The plumage of an adult lilac-crowned amazon is primarily green with yellowish underparts and black edging.
The forehead is a maroon colour with a light blue-lilac neck, nape, and crown.
The cheeks and ear coverts are a greenish yellow that lacks the edging that is present in most of the plumage.
The primary feathers are dark blue with the secondary feathers being green while being tipped with the same dark blue colouring.
Furthermore, the initial five secondary feathers have a bright red speculum on the edge of the feathers.
The wing coverts, the underside of the flight feathers, and the tail are green while the tail is tipped with a yellowish colouring similar to that of the cheeks and ear coverts.
Their beak, orbital rings, and legs are a pale brown-grey colouring.
The irides of adult lilac-crowned parrots are amber-coloured.

Juvenile lilac-crowned amazons are visually similar to their adult forms except for minor differences. One difference is that the iris of juveniles is a dark brown as opposed to the amber colouring that is found in adults.
The other major difference is that there less maroon coloured feathers on the forehead of juveniles. After about one-year juveniles begin to acquire these adult features.

== Range and habitat ==
The lilac-crowned amazon's endemic range spans along the pacific coast of Mexico, beginning in southeastern Sonora and southwestern Chihuahua down to southern Oaxaca. In Sinaloa and northern Nayarit the geographic range of the lilac-crowned parrot is above 375 meters of elevation; the range does not descend to sea level until southern Nayarit, where it remains so through Jalisco and Oaxaca.

The lilac-crowned amazon's natural habitat in Mexico is often threatened. The decline in population size has been recorded in almost all of its natural habitat locations. Based on a collection of data and resident accounts, Amazona finschi population range has decreased by 20% due to habitat loss.
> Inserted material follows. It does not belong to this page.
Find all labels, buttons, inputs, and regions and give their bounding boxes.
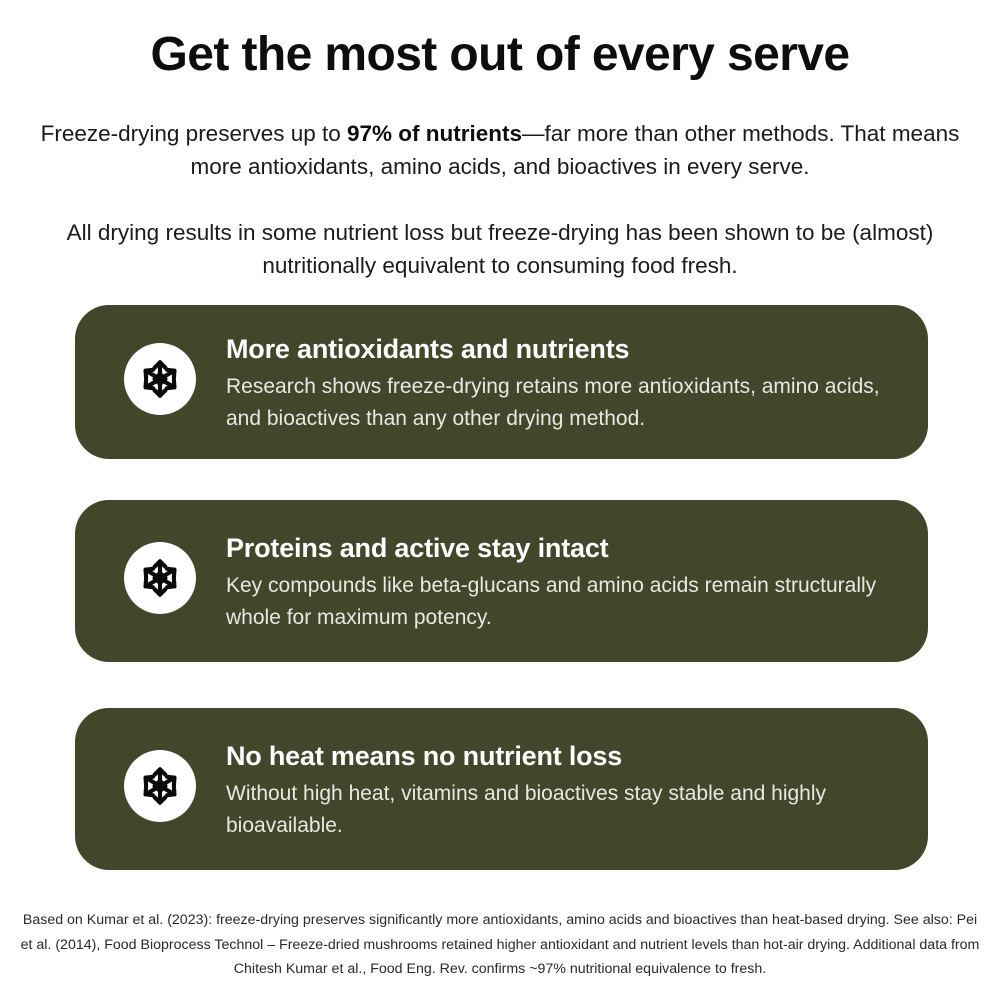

An increasingly growing population of approximately 100 individuals is found in Southern California, especially in the San Gabriel Valley and Orange Country.
This increase could also be attributed to a more reliable source of measurement of population than in past years. These populations often are found in residential areas and occasionally in nesting groups with red-crowned parrots in native conifer forests or non-native captive plants.

== Breeding ==
The lilac-crowned amazon's breeding season is from February to June. They have a 28 day incubation period and a 60 day period of nestling growth.
They tend to nest in the natural cavities of trees in dry forests. Females have a clutch size ranging from 1–4 eggs which usually results in an average brood size of 1.8 nestlings and a reproductive output of 0.99 fledglings per egg-laying female.
Ultimately outcomes of reproductive efforts result in 0.70 independent young per egg-laying pair.

These low success rates could be attributed to the climate variability in dry forests, which could have an effect on clutch size, reproductive output and success.

==Aviculture==
Hand-reared lilac-crowned amazons can be quite friendly in captivity and can learn quite a vocabulary, even though they are not known as talkers. They make good companion parrots.